Credit, then, to Squenix and Team Ninja for not slapping a generic fantasy protagonist into this thing. Instead we get Jack, one of the dumbest characters I’ve ever had the joy of controlling in a video game. Crew cut, snarling, and clad in only the hottest Tight Fashion T-Shirts, Jack has a hard-on for killing Chaos like you wouldn’t believe. (Who or what is Chaos? No one knows! But Jack wants to rip its jugular out.) Other characters will say some normal action movie horseshit, and then the camera will pan back to Jack’s weird, seething, bloodshot eyes. Did someone say something about Chaos? God damn, this guy hates Chaos!
The (inadvertent?) genius of this character choice is in how it takes something rote and simple and transforms it into the first great comedy game of 2022. (Other than the inherent joke of Square-Enix releasing their last game, Babylon’s Fall, directly into Elden Ring’s waiting maw.) It’s enough to make me genuinely curious about picking up Stranger Of Paradise, a game I’d previously dismissed, largely on account of it having a title that sounds like a Jimmy Buffet greatest hits compilation.

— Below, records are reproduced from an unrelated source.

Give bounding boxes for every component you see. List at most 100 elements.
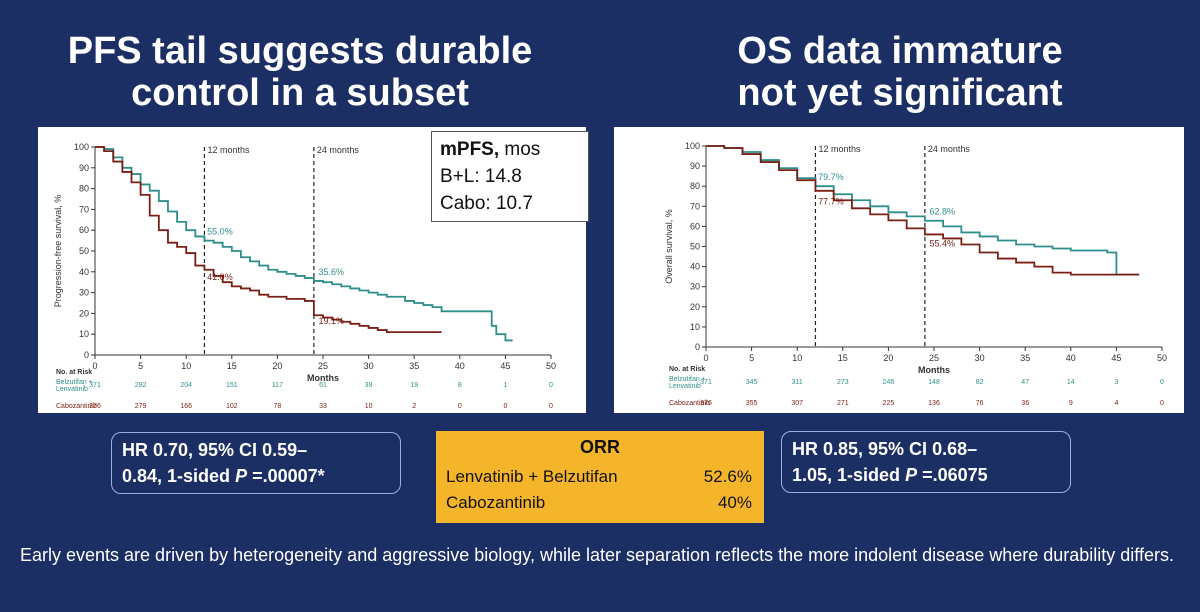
risk-value: 82 — [976, 379, 984, 386]
risk-value: 0 — [1160, 379, 1164, 386]
hr-left-p: P — [235, 466, 248, 486]
risk-row-label: Belzutifan + — [56, 379, 93, 386]
risk-value: 39 — [365, 382, 373, 389]
risk-value: 371 — [700, 379, 712, 386]
risk-value: 0 — [549, 403, 553, 410]
reference-line-label: 24 months — [928, 144, 971, 154]
curve-annotation: 62.8% — [929, 206, 955, 216]
risk-value: 36 — [1021, 400, 1029, 407]
curve-annotation: 35.6% — [318, 267, 344, 277]
y-tick-label: 100 — [685, 141, 700, 151]
reference-line-label: 12 months — [818, 144, 861, 154]
risk-value: 0 — [458, 403, 462, 410]
x-tick-label: 10 — [792, 353, 802, 363]
x-tick-label: 15 — [838, 353, 848, 363]
y-tick-label: 100 — [74, 142, 89, 152]
mpfs-unit: mos — [499, 139, 541, 160]
right-title-line1: OS data immature — [737, 30, 1063, 72]
hr-right-line2-post: =.06075 — [917, 465, 988, 485]
y-tick-label: 90 — [690, 161, 700, 171]
orr-box: ORR Lenvatinib + Belzutifan 52.6% Caboza… — [436, 431, 764, 523]
x-tick-label: 15 — [227, 361, 237, 371]
x-tick-label: 35 — [1020, 353, 1030, 363]
risk-table-title: No. at Risk — [669, 366, 705, 373]
risk-row-label: Cabozantinib — [669, 400, 710, 407]
y-tick-label: 40 — [79, 267, 89, 277]
risk-value: 33 — [319, 403, 327, 410]
x-axis-label: Months — [307, 373, 339, 383]
risk-value: 279 — [135, 403, 147, 410]
survival-curve — [706, 145, 1140, 276]
curve-annotation: 55.0% — [207, 226, 233, 236]
risk-value: 1 — [503, 382, 507, 389]
curve-annotation: 41.0% — [207, 272, 233, 282]
risk-value: 117 — [272, 382, 283, 389]
y-tick-label: 0 — [695, 342, 700, 352]
risk-value: 76 — [976, 400, 984, 407]
y-tick-label: 70 — [79, 204, 89, 214]
risk-value: 3 — [1114, 379, 1118, 386]
orr-row2-value: 40% — [717, 493, 752, 512]
left-title-line2: control in a subset — [131, 72, 469, 114]
risk-row-label: Lenvatinib — [56, 386, 88, 393]
risk-value: 9 — [1069, 400, 1073, 407]
y-tick-label: 80 — [79, 184, 89, 194]
risk-value: 311 — [792, 379, 803, 386]
right-title: OS data immature not yet significant — [610, 30, 1190, 114]
risk-value: 61 — [319, 382, 327, 389]
y-tick-label: 60 — [79, 225, 89, 235]
left-title: PFS tail suggests durable control in a s… — [20, 30, 580, 114]
risk-value: 2 — [412, 403, 416, 410]
left-title-line1: PFS tail suggests durable — [67, 30, 533, 72]
curve-annotation: 77.7% — [818, 196, 844, 206]
mpfs-heading: mPFS, — [440, 139, 500, 160]
y-tick-label: 80 — [690, 181, 700, 191]
hr-right-line1: HR 0.85, 95% CI 0.68– — [792, 439, 978, 459]
y-tick-label: 30 — [690, 282, 700, 292]
y-axis-label: Overall survival, % — [664, 209, 674, 284]
x-tick-label: 30 — [364, 361, 374, 371]
y-axis-label: Progression-free survival, % — [53, 195, 63, 308]
risk-value: 376 — [700, 400, 712, 407]
risk-value: 0 — [503, 403, 507, 410]
curve-annotation: 19.1% — [318, 316, 344, 326]
risk-row-label: Lenvatinib — [669, 383, 701, 390]
risk-value: 225 — [883, 400, 895, 407]
risk-value: 271 — [837, 400, 849, 407]
x-tick-label: 10 — [181, 361, 191, 371]
y-tick-label: 0 — [84, 350, 89, 360]
x-tick-label: 5 — [138, 361, 143, 371]
orr-row1-value: 52.6% — [703, 467, 752, 486]
survival-curve — [95, 146, 442, 334]
risk-value: 246 — [883, 379, 895, 386]
orr-heading: ORR — [580, 437, 620, 457]
hr-left-box: HR 0.70, 95% CI 0.59– 0.84, 1-sided P =.… — [111, 432, 401, 494]
x-tick-label: 5 — [749, 353, 754, 363]
y-tick-label: 20 — [79, 308, 89, 318]
reference-line-label: 24 months — [317, 145, 360, 155]
y-tick-label: 50 — [690, 242, 700, 252]
risk-value: 19 — [410, 382, 418, 389]
y-tick-label: 60 — [690, 221, 700, 231]
survival-curve — [706, 145, 1140, 276]
orr-row-cabo: Cabozantinib 40% — [446, 493, 752, 513]
hr-right-box: HR 0.85, 95% CI 0.68– 1.05, 1-sided P =.… — [781, 431, 1071, 493]
mpfs-bl: B+L: 14.8 — [440, 166, 522, 187]
risk-value: 345 — [746, 379, 758, 386]
x-tick-label: 50 — [1157, 353, 1167, 363]
risk-table-title: No. at Risk — [56, 369, 92, 376]
x-tick-label: 40 — [1066, 353, 1076, 363]
hr-left-line2-pre: 0.84, 1-sided — [122, 466, 236, 486]
reference-line-label: 12 months — [207, 145, 250, 155]
x-tick-label: 45 — [500, 361, 510, 371]
y-tick-label: 10 — [79, 329, 89, 339]
hr-left-line1: HR 0.70, 95% CI 0.59– — [122, 440, 308, 460]
x-tick-label: 50 — [546, 361, 556, 371]
risk-value: 204 — [180, 382, 192, 389]
y-tick-label: 90 — [79, 163, 89, 173]
risk-value: 166 — [180, 403, 192, 410]
hr-right-line2-pre: 1.05, 1-sided — [792, 465, 906, 485]
curve-annotation: 79.7% — [818, 172, 844, 182]
os-chart-panel: 0 10 20 30 40 50 60 70 80 90 100 0 5 10 15 20 25 30 35 40 45… — [614, 127, 1184, 413]
y-tick-label: 40 — [690, 262, 700, 272]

But I have to admit to some genuine curiosity now, both for how the game might manage to build on the systems on display in the demo, and on how many more neck veins the animators can work into Jack’s muscled frame. There’s something genuinely refreshing about taking a very basic fantasy framework, and then sending this big dumb oaf barreling through it like The Doom Guy with a sword. It’s the good-bad kind of gaming trash.